In den Fokus der Ermittlungen rückte ein Mann, der bereits 2020 verstorben ist. Da das deutsche Strafrecht eine Anklage gegen Verstorbene nicht zulässt, bleibt der Fall juristisch in einer Sackgasse stecken. Die Generalstaatsanwaltschaft München hat die Beweislage jedoch so intensiv geprüft, dass sie von einer Täterschaft überzeugt ist. Die Rolle der Zeugin, die den entscheidenden Hinweis nach dem Tod ihres Verwandten gab, war dabei von zentraler Bedeutung. Sie ermöglichte es den Behörden, den Kreis der Verdächtigen auf den damals 25-jährigen Deutschen einzugrenzen, der bereits in der Vergangenheit als rechtsextrem eingestuft worden war. Institutionell waren der polizeiliche Staatsschutz und die Generalstaatsanwaltschaft München maßgeblich an der Aufarbeitung beteiligt. Während die Ermittler ihre Arbeit nun als beendet betrachten, bleibt die Tatsache bestehen, dass eine strafrechtliche Verurteilung des Täters aufgrund seines Todes nicht mehr möglich ist.
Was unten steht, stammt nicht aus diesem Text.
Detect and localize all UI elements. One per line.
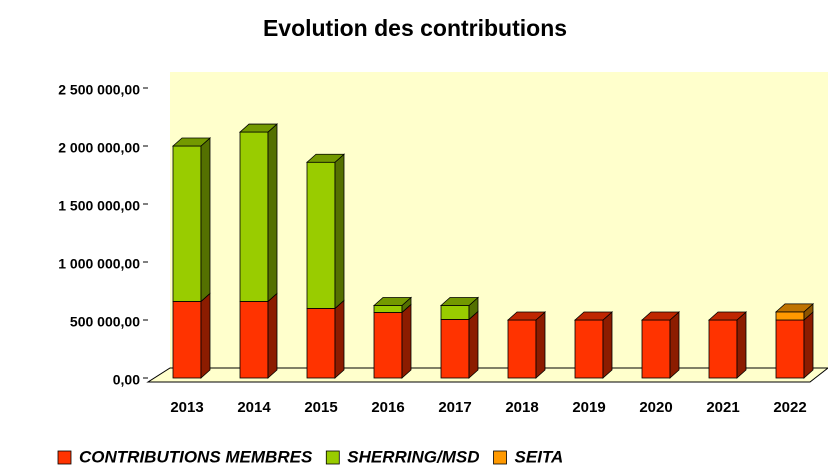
- y-tick-label: 0,00: [113, 372, 140, 388]
- legend-swatch: [325, 450, 340, 465]
- y-tick-label: 2 000 000,00: [58, 140, 140, 156]
- bar: [775, 319, 805, 379]
- legend-swatch: [493, 450, 507, 465]
- bar: [239, 301, 269, 379]
- x-tick-label: 2015: [304, 399, 337, 416]
- chart-title: Evolution des contributions: [263, 15, 567, 41]
- x-tick-label: 2016: [371, 399, 404, 416]
- x-tick-label: 2014: [237, 399, 271, 416]
- bar-side: [334, 153, 345, 310]
- x-tick-label: 2021: [706, 399, 739, 416]
- x-tick-label: 2019: [572, 399, 605, 416]
- x-tick-label: 2013: [170, 399, 203, 416]
- bar-top: [640, 311, 681, 321]
- bar-side: [736, 311, 747, 379]
- bar: [306, 307, 336, 379]
- bar-side: [803, 311, 814, 379]
- x-tick-label: 2017: [438, 399, 471, 416]
- bar-side: [200, 292, 211, 379]
- bar: [641, 319, 671, 379]
- bar: [373, 305, 403, 313]
- y-tick-label: 1 000 000,00: [58, 256, 140, 272]
- bar-side: [267, 292, 278, 379]
- bar: [172, 145, 202, 302]
- legend-label: SHERRING/MSD: [347, 447, 479, 466]
- bar-top: [573, 311, 614, 321]
- bar-top: [238, 123, 279, 133]
- legend-swatch: [57, 450, 72, 465]
- bar-side: [468, 310, 479, 379]
- bar-side: [334, 299, 345, 379]
- bar: [775, 311, 805, 321]
- x-tick-label: 2020: [639, 399, 672, 416]
- bar-top: [439, 297, 480, 306]
- y-tick-label: 1 500 000,00: [58, 198, 140, 214]
- bar-side: [267, 123, 278, 303]
- y-tick-label: 2 500 000,00: [58, 82, 140, 98]
- bar: [306, 161, 336, 309]
- bar-side: [669, 311, 680, 379]
- legend-label: CONTRIBUTIONS MEMBRES: [79, 447, 313, 466]
- bar: [574, 319, 604, 379]
- bar-side: [535, 311, 546, 379]
- bar-top: [506, 311, 547, 321]
- legend-label: SEITA: [515, 447, 564, 466]
- x-tick-label: 2022: [773, 399, 806, 416]
- y-tick-label: 500 000,00: [70, 314, 140, 330]
- bar-side: [602, 311, 613, 379]
- bar: [440, 319, 470, 379]
- bar-side: [401, 303, 412, 379]
- bar-top: [372, 297, 413, 306]
- bar: [507, 319, 537, 379]
- bar: [172, 301, 202, 379]
- bar: [373, 312, 403, 379]
- bar-side: [200, 137, 211, 303]
- bar: [708, 319, 738, 379]
- bar-top: [707, 311, 748, 321]
- bar-top: [171, 137, 212, 147]
- bar-top: [305, 153, 346, 163]
- bar-top: [774, 303, 815, 313]
- bar: [440, 305, 470, 320]
- x-tick-label: 2018: [505, 399, 538, 416]
- bar: [239, 131, 269, 302]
Einordnung und offene Fragen

Einzuordnen ist dieser Ermittlungserfolg als ein spätes, aber notwendiges Zeichen der Gerechtigkeit für die Opfer und deren Angehörige. Den Berichten zufolge unterstreicht die Aufklärung des Falls die Bedeutung einer kontinuierlichen Aufarbeitung von rechtsextremen Verbrechen, selbst wenn diese Jahrzehnte zurückliegen. Die Erkenntnis, dass ein Einzeltäter aus purem Hass handelte, fügt sich in das Bild der antisemitischen Gewalt in der Bundesrepublik ein. Dennoch bleiben Fragen offen: Warum konnten die Ermittlungen nicht schon früher zu diesem Ergebnis führen? Welche Akten oder Hinweise wurden in den Jahrzehnten zuvor möglicherweise übersehen oder nicht ausreichend gewichtet? Der Quelltext macht keine Angaben dazu, warum die Hinweise der Zeugin erst 2025 zur Wiederaufnahme führten oder ob es interne Versäumnisse bei den früheren Ermittlungen gab. Ebenso bleibt unklar, ob es Mitwisser gab, die den Täter bei seiner Tat oder seinem Untertauchen unterstützt haben könnten. Die Ermittlungen konzentrierten sich primär auf die Täterschaft des Verstorbenen, während das Umfeld des Mannes nur insoweit beleuchtet wurde, wie es für die Identifizierung notwendig war.